Die Gemeinde besitzt eine wertvolle Bibliothek mit ca. 3000 Bänden über Täufergeschichte und ein gut bestelltes und vollständiges Archiv. Außerdem gibt es eine Fotosammlung, Sammlung von Drucken und (kunst-)historischen Objekten. Die Erbstücke sind in einem Lesesaal öffentlich zugänglich. Seit 1990 wird der überdachte Gang, der von der Grote Houtstraat zur Kirche führt, für Fotoausstellungen genutzt. So ist der Gang zu einem Ort der Begegnung für Religion und Kultur geworden (www.fotogaleriedegang.nl). 2008 eröffnete die Gemeinde zusammen mit De Hartekamp Groep einen Geschenkeladen bzw. eine Kantine in der Grote Houtstraat.
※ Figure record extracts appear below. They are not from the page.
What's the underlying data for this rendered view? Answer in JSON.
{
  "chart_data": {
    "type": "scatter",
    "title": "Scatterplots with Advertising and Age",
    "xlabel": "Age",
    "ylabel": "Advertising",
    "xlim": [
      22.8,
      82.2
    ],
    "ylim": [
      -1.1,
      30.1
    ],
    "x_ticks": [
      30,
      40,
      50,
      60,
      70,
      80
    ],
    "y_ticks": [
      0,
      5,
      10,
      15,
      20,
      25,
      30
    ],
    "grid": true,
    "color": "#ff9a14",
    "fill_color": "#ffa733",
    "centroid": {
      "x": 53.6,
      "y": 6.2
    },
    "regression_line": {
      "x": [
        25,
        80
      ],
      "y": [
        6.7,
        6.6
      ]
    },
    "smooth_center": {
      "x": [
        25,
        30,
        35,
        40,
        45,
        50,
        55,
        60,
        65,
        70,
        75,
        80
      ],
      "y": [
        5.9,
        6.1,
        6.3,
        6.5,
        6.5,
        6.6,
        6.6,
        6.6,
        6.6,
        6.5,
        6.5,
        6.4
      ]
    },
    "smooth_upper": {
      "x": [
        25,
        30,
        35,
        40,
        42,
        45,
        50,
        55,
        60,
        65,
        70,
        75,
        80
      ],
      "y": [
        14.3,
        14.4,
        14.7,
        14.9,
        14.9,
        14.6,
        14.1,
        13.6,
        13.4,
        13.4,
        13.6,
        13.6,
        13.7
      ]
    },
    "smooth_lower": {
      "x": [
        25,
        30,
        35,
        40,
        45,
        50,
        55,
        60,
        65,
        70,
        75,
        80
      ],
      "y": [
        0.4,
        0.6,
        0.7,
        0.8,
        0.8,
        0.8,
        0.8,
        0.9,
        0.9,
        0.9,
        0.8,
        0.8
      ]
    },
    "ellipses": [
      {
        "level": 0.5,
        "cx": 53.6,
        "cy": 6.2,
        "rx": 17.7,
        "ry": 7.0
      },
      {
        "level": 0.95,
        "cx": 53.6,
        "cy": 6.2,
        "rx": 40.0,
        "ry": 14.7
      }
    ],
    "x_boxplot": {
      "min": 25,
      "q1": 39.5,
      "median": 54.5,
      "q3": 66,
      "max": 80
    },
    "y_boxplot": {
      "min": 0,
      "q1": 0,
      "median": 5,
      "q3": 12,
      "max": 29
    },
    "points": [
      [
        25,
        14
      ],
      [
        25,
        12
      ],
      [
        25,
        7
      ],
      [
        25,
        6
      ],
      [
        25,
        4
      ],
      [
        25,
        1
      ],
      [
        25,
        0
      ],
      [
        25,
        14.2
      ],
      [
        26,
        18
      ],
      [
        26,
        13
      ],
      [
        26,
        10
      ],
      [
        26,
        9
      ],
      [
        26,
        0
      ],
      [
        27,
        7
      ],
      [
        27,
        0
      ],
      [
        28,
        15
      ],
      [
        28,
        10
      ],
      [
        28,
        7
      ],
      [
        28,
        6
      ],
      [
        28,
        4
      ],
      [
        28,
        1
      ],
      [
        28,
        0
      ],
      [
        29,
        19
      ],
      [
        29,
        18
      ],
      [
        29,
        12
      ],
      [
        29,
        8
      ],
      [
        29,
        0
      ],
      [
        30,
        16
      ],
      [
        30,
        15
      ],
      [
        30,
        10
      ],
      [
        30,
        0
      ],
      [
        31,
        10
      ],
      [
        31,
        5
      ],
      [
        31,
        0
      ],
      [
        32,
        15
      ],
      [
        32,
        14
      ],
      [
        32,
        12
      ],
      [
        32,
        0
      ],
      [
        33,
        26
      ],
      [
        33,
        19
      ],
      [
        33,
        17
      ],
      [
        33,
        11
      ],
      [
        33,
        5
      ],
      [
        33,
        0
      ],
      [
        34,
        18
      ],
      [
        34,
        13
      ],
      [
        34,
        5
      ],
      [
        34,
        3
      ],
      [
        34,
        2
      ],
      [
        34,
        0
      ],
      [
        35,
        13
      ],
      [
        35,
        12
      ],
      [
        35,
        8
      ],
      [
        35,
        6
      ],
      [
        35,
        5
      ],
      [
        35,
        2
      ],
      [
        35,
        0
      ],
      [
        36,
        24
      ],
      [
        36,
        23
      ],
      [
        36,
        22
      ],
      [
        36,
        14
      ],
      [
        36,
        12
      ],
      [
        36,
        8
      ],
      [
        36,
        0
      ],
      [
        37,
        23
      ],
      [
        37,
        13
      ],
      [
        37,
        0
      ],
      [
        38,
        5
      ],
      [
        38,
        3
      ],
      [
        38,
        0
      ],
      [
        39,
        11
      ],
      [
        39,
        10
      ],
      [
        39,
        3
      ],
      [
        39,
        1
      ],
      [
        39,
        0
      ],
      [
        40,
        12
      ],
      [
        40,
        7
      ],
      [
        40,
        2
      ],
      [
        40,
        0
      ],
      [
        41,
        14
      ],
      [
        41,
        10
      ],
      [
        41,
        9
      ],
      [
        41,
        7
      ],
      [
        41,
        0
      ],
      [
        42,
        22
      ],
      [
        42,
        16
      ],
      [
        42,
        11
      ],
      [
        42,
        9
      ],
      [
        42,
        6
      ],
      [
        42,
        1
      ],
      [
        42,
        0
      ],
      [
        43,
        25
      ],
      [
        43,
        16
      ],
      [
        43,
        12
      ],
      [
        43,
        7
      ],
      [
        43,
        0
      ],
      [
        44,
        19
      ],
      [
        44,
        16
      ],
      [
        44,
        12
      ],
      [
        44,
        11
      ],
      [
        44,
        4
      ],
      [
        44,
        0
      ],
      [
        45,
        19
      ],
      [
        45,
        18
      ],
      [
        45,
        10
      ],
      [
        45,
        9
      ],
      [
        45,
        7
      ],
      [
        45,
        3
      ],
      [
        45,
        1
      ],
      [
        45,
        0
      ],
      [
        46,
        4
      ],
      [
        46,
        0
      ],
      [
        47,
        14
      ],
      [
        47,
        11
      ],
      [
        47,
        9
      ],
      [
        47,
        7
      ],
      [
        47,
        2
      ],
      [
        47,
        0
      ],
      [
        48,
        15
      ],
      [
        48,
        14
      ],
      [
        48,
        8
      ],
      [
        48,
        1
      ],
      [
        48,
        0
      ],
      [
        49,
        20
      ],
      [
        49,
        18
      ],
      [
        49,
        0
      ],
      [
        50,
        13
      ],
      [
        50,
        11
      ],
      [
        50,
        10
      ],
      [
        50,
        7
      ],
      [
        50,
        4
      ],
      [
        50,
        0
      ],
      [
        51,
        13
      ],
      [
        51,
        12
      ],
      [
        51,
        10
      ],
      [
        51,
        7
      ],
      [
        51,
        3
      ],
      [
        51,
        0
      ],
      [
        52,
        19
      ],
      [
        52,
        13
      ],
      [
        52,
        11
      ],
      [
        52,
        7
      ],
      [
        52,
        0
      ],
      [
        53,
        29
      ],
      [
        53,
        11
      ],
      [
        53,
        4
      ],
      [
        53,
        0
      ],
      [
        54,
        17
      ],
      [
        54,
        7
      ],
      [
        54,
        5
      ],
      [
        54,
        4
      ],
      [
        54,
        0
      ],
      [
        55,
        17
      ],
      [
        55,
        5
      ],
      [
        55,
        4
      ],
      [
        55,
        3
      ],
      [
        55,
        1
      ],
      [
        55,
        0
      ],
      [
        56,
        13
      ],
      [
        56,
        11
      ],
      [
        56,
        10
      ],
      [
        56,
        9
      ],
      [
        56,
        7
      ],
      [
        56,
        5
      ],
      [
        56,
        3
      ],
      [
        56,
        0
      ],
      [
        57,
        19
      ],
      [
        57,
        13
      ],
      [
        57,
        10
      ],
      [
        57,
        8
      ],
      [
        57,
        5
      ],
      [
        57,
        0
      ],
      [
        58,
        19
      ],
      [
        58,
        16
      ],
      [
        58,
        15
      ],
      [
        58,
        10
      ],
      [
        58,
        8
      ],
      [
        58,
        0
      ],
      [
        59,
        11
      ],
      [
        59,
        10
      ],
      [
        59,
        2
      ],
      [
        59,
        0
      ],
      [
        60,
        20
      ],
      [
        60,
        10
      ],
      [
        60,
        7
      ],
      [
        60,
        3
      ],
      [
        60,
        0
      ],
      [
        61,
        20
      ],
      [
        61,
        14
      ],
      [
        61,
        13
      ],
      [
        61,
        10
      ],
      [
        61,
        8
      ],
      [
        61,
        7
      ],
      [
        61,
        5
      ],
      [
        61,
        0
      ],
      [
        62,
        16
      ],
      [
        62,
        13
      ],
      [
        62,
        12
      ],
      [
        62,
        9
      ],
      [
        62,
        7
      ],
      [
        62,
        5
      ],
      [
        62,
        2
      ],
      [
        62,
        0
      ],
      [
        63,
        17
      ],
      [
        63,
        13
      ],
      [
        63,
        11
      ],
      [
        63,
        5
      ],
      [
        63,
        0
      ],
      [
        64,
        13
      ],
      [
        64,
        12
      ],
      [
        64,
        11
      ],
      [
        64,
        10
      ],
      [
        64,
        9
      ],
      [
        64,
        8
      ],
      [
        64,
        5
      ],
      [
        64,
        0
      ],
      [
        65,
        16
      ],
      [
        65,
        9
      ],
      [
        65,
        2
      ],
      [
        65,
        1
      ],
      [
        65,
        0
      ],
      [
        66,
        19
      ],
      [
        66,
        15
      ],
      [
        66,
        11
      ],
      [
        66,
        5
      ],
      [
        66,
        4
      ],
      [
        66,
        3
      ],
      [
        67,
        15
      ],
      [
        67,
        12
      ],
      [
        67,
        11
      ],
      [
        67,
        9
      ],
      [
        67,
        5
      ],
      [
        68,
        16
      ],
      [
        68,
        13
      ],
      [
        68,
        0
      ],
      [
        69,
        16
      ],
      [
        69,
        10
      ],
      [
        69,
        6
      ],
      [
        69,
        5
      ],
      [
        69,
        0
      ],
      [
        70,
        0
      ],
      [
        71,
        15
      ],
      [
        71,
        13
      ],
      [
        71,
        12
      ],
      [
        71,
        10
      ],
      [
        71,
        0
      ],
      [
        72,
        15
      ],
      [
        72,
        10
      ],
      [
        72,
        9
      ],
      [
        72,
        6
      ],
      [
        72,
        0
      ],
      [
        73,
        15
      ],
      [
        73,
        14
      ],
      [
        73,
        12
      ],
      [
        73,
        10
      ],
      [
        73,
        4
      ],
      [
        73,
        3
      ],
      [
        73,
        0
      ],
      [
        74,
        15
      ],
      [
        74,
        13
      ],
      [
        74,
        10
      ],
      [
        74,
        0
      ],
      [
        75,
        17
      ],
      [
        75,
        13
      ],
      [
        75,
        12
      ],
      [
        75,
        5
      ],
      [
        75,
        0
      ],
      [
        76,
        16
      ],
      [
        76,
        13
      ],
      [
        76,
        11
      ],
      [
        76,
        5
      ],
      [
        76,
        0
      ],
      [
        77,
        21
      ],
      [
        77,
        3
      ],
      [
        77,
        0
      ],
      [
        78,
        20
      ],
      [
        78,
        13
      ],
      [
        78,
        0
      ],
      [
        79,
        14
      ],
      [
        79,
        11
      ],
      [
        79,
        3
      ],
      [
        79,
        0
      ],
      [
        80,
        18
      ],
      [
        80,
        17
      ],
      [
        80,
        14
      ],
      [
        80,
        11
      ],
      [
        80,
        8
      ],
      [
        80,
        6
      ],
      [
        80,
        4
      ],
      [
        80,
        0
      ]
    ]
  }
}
Der Shop trägt den Namen „De wereld van Jansje“ und wird von behinderten Menschen geführt (www.jansje.nl).

Literatur

C. B. Hylkema, Art. Haarlem, in: Mennonite Encyclopedia, Bd. II, 614–617 (www.gameo.org). - S. L. Verheus, Naarstig en Vroom: Doopsgezinden in Haarlem 1530–1930, Haarlem 1993. - B. van den Bosch-Vervoort, De Doopsgezinde Haarlemse Hofjes, Haarlem 1999. - S. Bijker, M. Gravendeel u. a., Wezen en weldoen: 375 jaar Doopsgezinde wezenzorg in Haarlem, Hilversum 2009. - H. Heijn, Via Teylers Gang, Vught 2011 (mit einer Liste der Ausstellungen). - R. M. M. Hoogewoud-Verschoor, Oog voor de stoffelijke en geestelijke nood, in: Doopsgezinde Bijdragen 41, 2015 (über die Kriegsjahre).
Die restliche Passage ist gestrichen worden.